O livro explora a ideia de ser um “impostor” no cotidiano. Como você vê a relação entre a impostura e a construção da identidade, tanto na adolescência quanto na vida adulta? Acha que todos nós, em algum momento, somos impostores de nós mesmos?

Eu não acredito em um Eu coeso, que tem um carimbo autenticando sua essência. Não tenho certeza se somos impostores de nós mesmos, mas certamente nos sentimos assim em muitos momentos. Há muita tensão na construção de uma identidade. E ela nunca é definitiva, não existe algo como “acabou a adolescência, tô pronto”.  Não mesmo. O tensiosamento pode ser externo (sociedade, cultura, família… pode elencar, aqui, todas as instituições que quiser), mas também interno. Há muitos anos, li uma tirinha em que o artista explicava as diferentes formas de conflito narrativo (personagem X natureza, personagem X sociedade, personagem X máquina etc). O conflito do início deste século era personagem X autor — um estímulo importante na escrita do meu livro. Esses conflitos narrativos são conflitos que vivemos cotidianamente na construção da nossa identidade.

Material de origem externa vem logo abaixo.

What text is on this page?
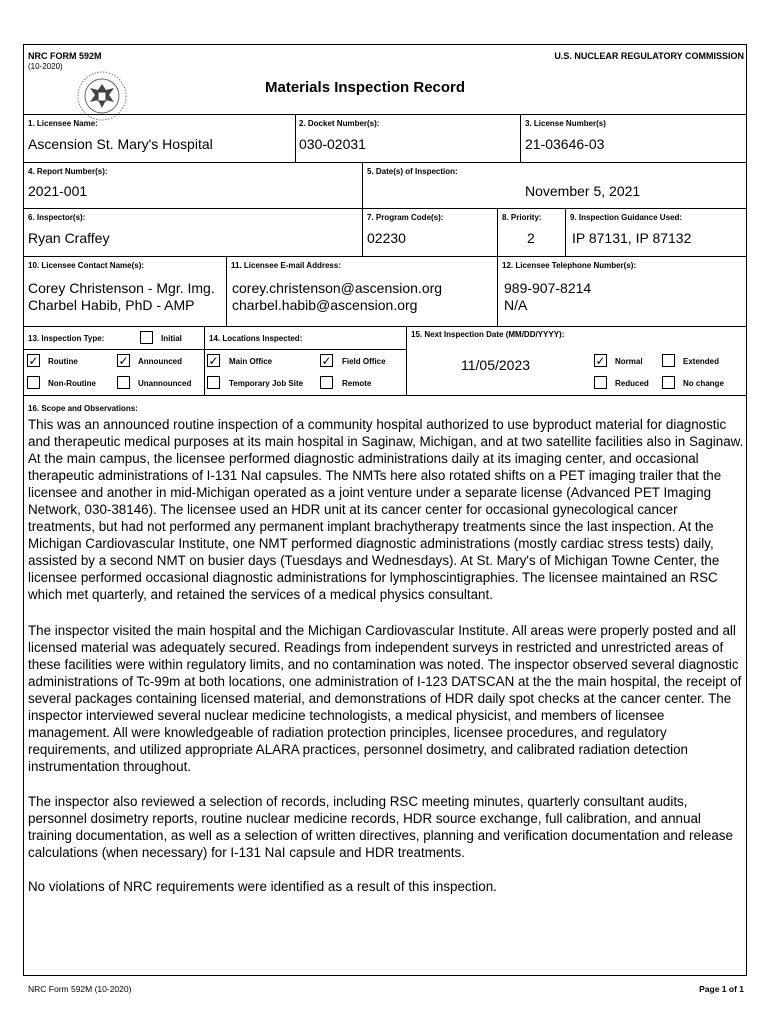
NRC FORM 592M
(10-2020)
U.S. NUCLEAR REGULATORY COMMISSION
Materials Inspection Record
1. Licensee Name:
Ascension St. Mary's Hospital
2. Docket Number(s):
030-02031
3. License Number(s)
21-03646-03
4. Report Number(s):
2021-001
5. Date(s) of Inspection:
November 5, 2021
6. Inspector(s):
Ryan Craffey
7. Program Code(s):
02230
8. Priority:
2
9. Inspection Guidance Used:
IP 87131, IP 87132
10. Licensee Contact Name(s):
Corey Christenson - Mgr. Img.
Charbel Habib, PhD - AMP
11. Licensee E-mail Address:
corey.christenson@ascension.org
charbel.habib@ascension.org
12. Licensee Telephone Number(s):
989-907-8214
N/A
13. Inspection Type:	Initial
✓ Routine	✓ Announced
Non-Routine	Unannounced
14. Locations Inspected:
✓ Main Office	✓ Field Office
Temporary Job Site	Remote
15. Next Inspection Date (MM/DD/YYYY):
11/05/2023	✓ Normal	Extended
Reduced	No change
16. Scope and Observations:
This was an announced routine inspection of a community hospital authorized to use byproduct material for diagnostic and therapeutic medical purposes at its main hospital in Saginaw, Michigan, and at two satellite facilities also in Saginaw. At the main campus, the licensee performed diagnostic administrations daily at its imaging center, and occasional therapeutic administrations of I-131 NaI capsules. The NMTs here also rotated shifts on a PET imaging trailer that the licensee and another in mid-Michigan operated as a joint venture under a separate license (Advanced PET Imaging Network, 030-38146). The licensee used an HDR unit at its cancer center for occasional gynecological cancer treatments, but had not performed any permanent implant brachytherapy treatments since the last inspection. At the Michigan Cardiovascular Institute, one NMT performed diagnostic administrations (mostly cardiac stress tests) daily, assisted by a second NMT on busier days (Tuesdays and Wednesdays). At St. Mary's of Michigan Towne Center, the licensee performed occasional diagnostic administrations for lymphoscintigraphies. The licensee maintained an RSC which met quarterly, and retained the services of a medical physics consultant.
The inspector visited the main hospital and the Michigan Cardiovascular Institute. All areas were properly posted and all licensed material was adequately secured. Readings from independent surveys in restricted and unrestricted areas of these facilities were within regulatory limits, and no contamination was noted. The inspector observed several diagnostic administrations of Tc-99m at both locations, one administration of I-123 DATSCAN at the the main hospital, the receipt of several packages containing licensed material, and demonstrations of HDR daily spot checks at the cancer center. The inspector interviewed several nuclear medicine technologists, a medical physicist, and members of licensee management. All were knowledgeable of radiation protection principles, licensee procedures, and regulatory requirements, and utilized appropriate ALARA practices, personnel dosimetry, and calibrated radiation detection instrumentation throughout.
The inspector also reviewed a selection of records, including RSC meeting minutes, quarterly consultant audits, personnel dosimetry reports, routine nuclear medicine records, HDR source exchange, full calibration, and annual training documentation, as well as a selection of written directives, planning and verification documentation and release calculations (when necessary) for I-131 NaI capsule and HDR treatments.
No violations of NRC requirements were identified as a result of this inspection.
NRC Form 592M (10-2020)	Page 1 of 1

Como psicanalista, como sua formação influenciou a escrita do livro? Você acredita que a psicanálise oferece ferramentas para explorar temas como memória, identidade e a narrativa de si mesmo?

É um lugar comum da Psicanálise: o Eu não é senhor em sua própria casa. O homem é um ser dividido internamente. Isso é a base do conflito que mencionei na resposta anterior. A Psicanálise dá forma à minha leitura do mundo.Quando eu estava na graduação, o professor Paulo César Carvalho publicou um livro sobre a estruturação do aparelho psíquico a partir da imitação (dos pais). Recentemente me interessei pelo conceito de imitação na obra do René Girard. Tenho tentado aproximar os dois, Paulo e René. Vamos ver se conversam.

Nesses dias, muito tem se falado sobre a série Adolescência do Netflix, das questões envolvendo o uso de redes sociais pelos jovens. Como tua experiência na psicanálise, te faz olhar para esse momento?

Não acho que a adolescência hoje seja mais complicada do que a de ontem. Nesse assunto, ainda não fiz minha carteirinha de sócio do clube dos velhos que ficam reclamando que o passado (quando éramos jovens) é que era bom. Hoje é mais fácil encontrar pessoas que pensam como você. Isso tem um lado positivo, não perde tanto tempo frequentando grupos em que você tem que fingir ser outra pessoa. Por outro lado, como fazer a comunidade em que me encaixo respeitar a individualidade de quem pensa diferente? O mais comum é fortalecimento do grupo eliminar a risada si próprio.